Die Frage traf Natasha unvorbereitet und verschlug ihr vorübergehend die Sprache, bis sie schließlich, den Kopf in den Nacken gelegt, vor Lachen loskreischte, laut und hemmungslos.
»Ich bin was nicht?«
»Eine Lesbe«, wiederholte Kathryn, der es peinlich war, das Wort auf dem Schulgelände überhaupt auszusprechen.
»Eine Lesbe? O mein Gott! Wieso glaubst du das? Weil ich kurze Haare habe und Männerschuhe trage?«
»Nein! Nein, Natasha, überhaupt nicht. Es ist nur, weil Mark gesagt hat …«
»Ach, das hätte ich mir ja denken können. Mark würde eine Lesbe nicht erkennen, selbst wenn eine daherkäme und ihn in den Hintern beißen würde. Er ist so wild darauf, jeden mit seinen abscheulichen Klischees in eine Schublade zu stecken. Pfui, so ein Widerling! Nicht etwa, dass ich mich einen Dreck darum schere, was er von mir hält. Aber er könnte mit seinen gemeinen Gerüchten und Spitznamen wirklich Schaden anrichten.«
Mit einem Mal fiel ihr wieder ein, dass sie sich nicht nur mit ihrer neuen Freundin unterhielt, sondern auch mit Marks Ehefrau.
»Tut mir leid, Kate, nichts für ungut, aber du weißt, wie ich das meine.«
»Schon gut, mir tut es leid. Ich hätte nie davon ausgehen dürfen, dass seine Mutmaßung richtig ist. Ich hätte es besser wissen müssen. Und dabei war ich mir mit meiner allerersten lesbischen Freundin so schrecklich kosmopolitisch vorgekommen.«
»Ach, meine Liebe, dann habe ich dich also wirklich enttäuscht? Es tut mir leid, falls ich deine Erwartungen mit meinen langweiligen heterosexuellen Praktiken und meinen auf Männer ausgerichteten Beischlafgewohnheiten nicht erfülle.«
Die beiden Frauen lachten und schlenderten Arm in Arm davon. Die Shop-Angestellten schauten ihnen nach, als sie das Geschäft verließen, und keine machte eine Bemerkung, als Natasha Kathryn scherzhaft in den Hintern zwickte, während sie gerade um die Ecke bogen.
»Na ja, Kate, falls sie reden wollen, können wir ihnen doch ein bisschen Gesprächsstoff liefern.«
Kathryn war zusammengezuckt und zurückgeschreckt, nicht etwa wegen des Scherzes ihrer Freundin oder gar aus Verlegenheit, weil er zu Klatsch und Tratsch führen würde, sondern weil Natasha versehentlich einen Schnitt aufgerissen hatte, der gerade verheilt war und jetzt erneut zu bluten begann.
Kathryn schmunzelte bei der Erinnerung.
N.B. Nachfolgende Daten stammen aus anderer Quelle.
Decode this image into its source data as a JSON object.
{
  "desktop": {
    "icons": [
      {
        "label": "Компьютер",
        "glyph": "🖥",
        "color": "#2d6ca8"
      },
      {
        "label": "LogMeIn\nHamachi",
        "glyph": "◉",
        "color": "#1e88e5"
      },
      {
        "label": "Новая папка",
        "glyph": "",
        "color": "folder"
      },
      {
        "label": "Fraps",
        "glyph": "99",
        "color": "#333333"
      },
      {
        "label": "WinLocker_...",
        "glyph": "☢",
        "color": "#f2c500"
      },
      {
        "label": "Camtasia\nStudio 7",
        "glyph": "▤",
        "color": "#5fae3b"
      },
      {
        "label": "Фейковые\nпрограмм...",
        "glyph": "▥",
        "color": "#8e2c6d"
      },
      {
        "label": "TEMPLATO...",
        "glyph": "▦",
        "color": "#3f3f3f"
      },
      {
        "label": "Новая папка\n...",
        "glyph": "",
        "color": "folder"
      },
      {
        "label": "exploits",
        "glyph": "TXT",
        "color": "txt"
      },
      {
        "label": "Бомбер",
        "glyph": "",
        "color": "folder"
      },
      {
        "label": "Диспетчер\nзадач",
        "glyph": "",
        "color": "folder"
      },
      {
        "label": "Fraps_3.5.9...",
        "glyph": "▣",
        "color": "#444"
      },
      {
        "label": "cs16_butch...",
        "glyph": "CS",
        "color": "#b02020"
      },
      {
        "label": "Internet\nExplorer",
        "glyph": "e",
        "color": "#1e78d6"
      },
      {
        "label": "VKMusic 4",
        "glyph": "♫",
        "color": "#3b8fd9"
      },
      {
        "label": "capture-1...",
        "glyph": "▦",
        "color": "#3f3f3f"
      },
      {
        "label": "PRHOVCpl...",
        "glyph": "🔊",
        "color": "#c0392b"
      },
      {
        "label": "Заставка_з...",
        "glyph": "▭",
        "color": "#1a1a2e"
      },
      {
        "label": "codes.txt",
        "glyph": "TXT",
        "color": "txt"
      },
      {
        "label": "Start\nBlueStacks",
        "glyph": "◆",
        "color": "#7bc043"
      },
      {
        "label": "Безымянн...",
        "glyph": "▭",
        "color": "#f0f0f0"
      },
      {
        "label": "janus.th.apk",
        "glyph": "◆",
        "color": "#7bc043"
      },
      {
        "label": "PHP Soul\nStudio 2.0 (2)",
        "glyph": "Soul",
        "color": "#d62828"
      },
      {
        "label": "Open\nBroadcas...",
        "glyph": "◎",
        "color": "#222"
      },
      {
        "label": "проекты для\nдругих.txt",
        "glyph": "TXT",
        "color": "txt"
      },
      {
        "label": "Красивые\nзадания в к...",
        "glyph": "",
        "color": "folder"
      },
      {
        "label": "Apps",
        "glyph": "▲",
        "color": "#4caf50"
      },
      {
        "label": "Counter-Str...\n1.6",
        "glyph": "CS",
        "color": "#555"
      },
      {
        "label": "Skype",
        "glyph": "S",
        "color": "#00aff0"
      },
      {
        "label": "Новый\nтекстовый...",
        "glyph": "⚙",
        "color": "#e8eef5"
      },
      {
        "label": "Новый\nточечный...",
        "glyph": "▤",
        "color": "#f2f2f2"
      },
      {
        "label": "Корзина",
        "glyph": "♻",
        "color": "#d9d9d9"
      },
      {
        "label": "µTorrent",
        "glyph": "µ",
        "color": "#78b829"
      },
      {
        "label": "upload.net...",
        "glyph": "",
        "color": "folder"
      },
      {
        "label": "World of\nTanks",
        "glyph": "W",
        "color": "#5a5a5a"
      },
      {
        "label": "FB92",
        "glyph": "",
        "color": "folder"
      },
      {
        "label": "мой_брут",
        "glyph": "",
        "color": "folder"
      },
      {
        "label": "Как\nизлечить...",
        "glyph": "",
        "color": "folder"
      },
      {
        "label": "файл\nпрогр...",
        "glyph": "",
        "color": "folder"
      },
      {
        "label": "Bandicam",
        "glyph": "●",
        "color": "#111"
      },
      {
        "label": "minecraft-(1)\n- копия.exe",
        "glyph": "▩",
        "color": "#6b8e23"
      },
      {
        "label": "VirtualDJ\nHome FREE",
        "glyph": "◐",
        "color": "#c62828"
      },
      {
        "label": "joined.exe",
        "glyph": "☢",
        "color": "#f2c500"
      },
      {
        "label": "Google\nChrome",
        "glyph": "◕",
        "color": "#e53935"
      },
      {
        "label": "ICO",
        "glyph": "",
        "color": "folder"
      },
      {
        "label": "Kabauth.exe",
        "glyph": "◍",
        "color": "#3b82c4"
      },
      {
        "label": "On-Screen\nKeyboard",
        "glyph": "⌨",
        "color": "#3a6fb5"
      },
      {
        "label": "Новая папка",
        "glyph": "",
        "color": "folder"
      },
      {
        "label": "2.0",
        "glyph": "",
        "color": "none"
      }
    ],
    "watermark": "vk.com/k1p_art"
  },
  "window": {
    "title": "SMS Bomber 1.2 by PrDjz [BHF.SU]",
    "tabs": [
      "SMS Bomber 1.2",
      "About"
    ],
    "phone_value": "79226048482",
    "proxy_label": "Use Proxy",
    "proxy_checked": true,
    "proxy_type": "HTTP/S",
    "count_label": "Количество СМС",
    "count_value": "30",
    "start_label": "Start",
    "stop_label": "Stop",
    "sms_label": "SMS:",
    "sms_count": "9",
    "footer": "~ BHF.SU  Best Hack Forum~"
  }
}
Sie klappte die Spülmaschine zu und konzentrierte sich auf die nächste Aufgabe. Dienstag, Dienstag … Denk nach, was waren die Dienstagsaufgaben? Sie hatte jahrelang Zeit gehabt, sich den Wochenkalender einzuprägen, und trotzdem ertappte sie sich häufig dabei, dass sie ihn vergaß. Das musste am Alter liegen. Ach ja, nun fiel es ihr wieder ein. Zu den Dienstagsaufgaben zählte im Arbeitszimmer alle Lehrbücher von Marks Regalen zu holen, die Regalbretter wie auch jedes einzelne Buch abzustauben und die Bücher wieder hinzustellen, die Betten der Kinder abzuziehen, die Bettwäsche zu waschen und zu bügeln, im Blumenbeet neben der Hintertür zur Küche das Unkraut zu jäten, das Familienbad sowie das ans Schlafzimmer angrenzende Bad gründlich zu putzen und sicherzustellen, dass die Badewannen, Wasserhähne und Toiletten glänzten. Und schließlich musste sie das Parkett im Flur wachsen und polieren, bevor sie ins Dorf ging, um acht Bio-Lachsfilets und das dazu passende Gemüse zu kaufen. Es war ein Tag wie jeder andere, aber trotzdem ein arbeitsreicher Tag.